Assistance from government may not be enough for marginal farmers to weather the effects of both the relaxed rules on rice importation and outright grains smuggling, according to Sen. Christopher Lawrence “Bong” Go.
With the passage of the Rice Tariffication Law on 5 March 2019, the government removed the quantitative restrictions on rice importation.
Traders can now bring in unlimited volumes of rice but has to pay a tariff of 35 percent if the rice being imported are sourced from within the ASEAN economic community and up to 180 percent if coming from outside of the bloc.
RA 11203 also created the Rice Competitiveness Enhancement Fund (RCEF) to be funded from the tariff collected from imported rice, amounting to P10 billion pesos annually for six years, to assist rice farmers with seeds, farm machineries, credit and technical extension.

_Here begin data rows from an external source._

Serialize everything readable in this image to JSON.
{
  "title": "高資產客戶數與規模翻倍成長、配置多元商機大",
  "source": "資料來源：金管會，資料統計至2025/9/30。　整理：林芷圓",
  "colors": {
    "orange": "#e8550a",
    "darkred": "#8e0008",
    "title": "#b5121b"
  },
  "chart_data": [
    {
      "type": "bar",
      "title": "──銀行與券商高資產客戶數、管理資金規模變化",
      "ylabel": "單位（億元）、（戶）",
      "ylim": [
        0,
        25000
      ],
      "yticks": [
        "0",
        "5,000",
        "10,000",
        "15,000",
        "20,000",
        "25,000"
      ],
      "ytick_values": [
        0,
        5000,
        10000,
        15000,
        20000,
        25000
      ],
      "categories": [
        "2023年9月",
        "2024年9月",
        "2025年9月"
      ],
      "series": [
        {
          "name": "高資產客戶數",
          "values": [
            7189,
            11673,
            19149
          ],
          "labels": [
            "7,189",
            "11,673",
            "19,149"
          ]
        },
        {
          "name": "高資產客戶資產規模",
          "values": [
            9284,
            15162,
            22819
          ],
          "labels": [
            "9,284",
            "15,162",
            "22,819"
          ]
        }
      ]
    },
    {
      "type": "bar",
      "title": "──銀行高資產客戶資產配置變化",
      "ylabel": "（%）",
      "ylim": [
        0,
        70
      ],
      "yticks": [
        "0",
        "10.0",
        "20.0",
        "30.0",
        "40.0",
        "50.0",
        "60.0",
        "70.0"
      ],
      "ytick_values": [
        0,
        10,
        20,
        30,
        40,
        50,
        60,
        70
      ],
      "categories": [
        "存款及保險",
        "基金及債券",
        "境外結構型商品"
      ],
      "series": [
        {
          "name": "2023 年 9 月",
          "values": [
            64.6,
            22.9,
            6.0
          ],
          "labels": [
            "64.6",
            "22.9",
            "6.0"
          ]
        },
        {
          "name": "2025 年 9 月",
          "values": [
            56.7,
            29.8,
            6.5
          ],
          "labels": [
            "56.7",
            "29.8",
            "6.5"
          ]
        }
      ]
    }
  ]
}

“Despite the various financial aid, farmers remain submerged in problems as they can’t rise from their current state of penury,” Go noted.
Rice smugglers abound
“Add to that the abuse and deception from several big rice traders and importers. We will not allow these kinds of irregularities,” he explained.
“In the last Senate hearing on the Department of Agriculture (DA) budget, I joined my fellow colleagues in our call to punish unprincipled individuals who are engaged in agricultural smuggling. I reached out to the Department of Justice to prosecute those who should be accountable. This has become an issue, since 2013. The Committee on Agriculture and the Blue Ribbon summoned then Davao City Mayor Rodrigo Duterte as one of the resource persons, I accompanied him during his tertimony,” he explained.
Go was apparently referring to suspected grains smuggler Davidson Bangayan or David Tan who controlled illegal operations from Mindanao and was recently indicted by the Department of Justice.
Bangayan, in the previous administration, was an untouchable and even flaunted his influence during Senate investigations held in 2014 on rice smuggling.